Wir dürfen die Mittelmole oder Warnemünde nicht isoliert betrachten, sondern im Kontext der gesamten Stadtentwicklung. Diese richtet sich bis dato eher nach den Interessen der Investoren als nach denen von Bürgern und Öffentlichkeit. Und das hat Folgen: • eine planlose Verdichtung der letzten Freiräume, • ein Wohnungsbau, der am Bedarf vorbei geht und kein bezahlbaren Wohnraum schafft, • immer mehr rentable Zweckbauten, die die Stadt verschandeln und dominieren.

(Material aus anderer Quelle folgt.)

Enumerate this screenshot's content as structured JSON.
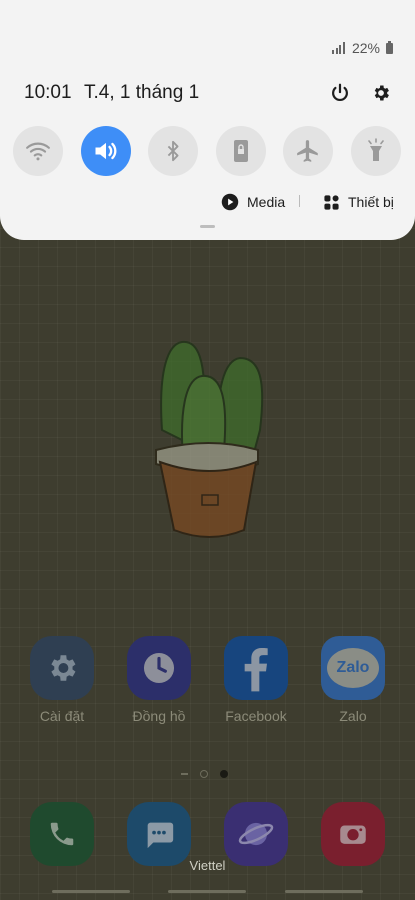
{
  "status_bar": {
    "battery_text": "22%"
  },
  "quick_panel": {
    "time": "10:01",
    "date": "T.4, 1 tháng 1",
    "tiles": [
      {
        "name": "wifi",
        "active": false
      },
      {
        "name": "sound",
        "active": true
      },
      {
        "name": "bluetooth",
        "active": false
      },
      {
        "name": "portrait-lock",
        "active": false
      },
      {
        "name": "airplane",
        "active": false
      },
      {
        "name": "flashlight",
        "active": false
      }
    ],
    "media_label": "Media",
    "devices_label": "Thiết bị",
    "accent_color": "#3e8ef7"
  },
  "home": {
    "apps": [
      {
        "label": "Cài đặt",
        "icon": "gear-icon"
      },
      {
        "label": "Đồng hồ",
        "icon": "clock-icon"
      },
      {
        "label": "Facebook",
        "icon": "facebook-icon"
      },
      {
        "label": "Zalo",
        "icon": "zalo-icon",
        "icon_text": "Zalo"
      }
    ],
    "dock": [
      {
        "icon": "phone-icon"
      },
      {
        "icon": "messages-icon"
      },
      {
        "icon": "internet-icon"
      },
      {
        "icon": "camera-icon"
      }
    ],
    "page_indicator": {
      "pages": 3,
      "current": 3
    },
    "carrier": "Viettel"
  }
}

So erzeugen Neubauvorhaben heute bei den Bürgern nur noch Angst & Schrecken, weil Stück für Stück Heimatgefühl und Attraktivität des Rostocker Stadtbilds verloren gehen. Gesichtslose Neubauten schlängeln sich mittlerweile von der Mühlendammschleuse bis südlichen Ende des Alten Strom und beginnen zunehmend das Gesicht der Hansestadt zu dominieren. Dabei kleidet sich Wohnungsbau immer im sozial-fürsorglichen Gewand des Bevölkerungsbedarfes, der sich bei nahezu allen Bauvorhaben der letzten Jahrzehnte in unserer Stadt dann aber stets in kühlen Zweckbauten mit kalt-nüchterner Rendite-Planung offenbart. Ein Blick entlang der Warnow dürfte als Beweisführung dieser Aussage genügen, wie der Wohnungsbau das Antlitz unserer Stadt und wichtige Freiräume für die Menschen zunehmend auffrisst. Darauf können und sollten wir auf der Mittelmole verzichten!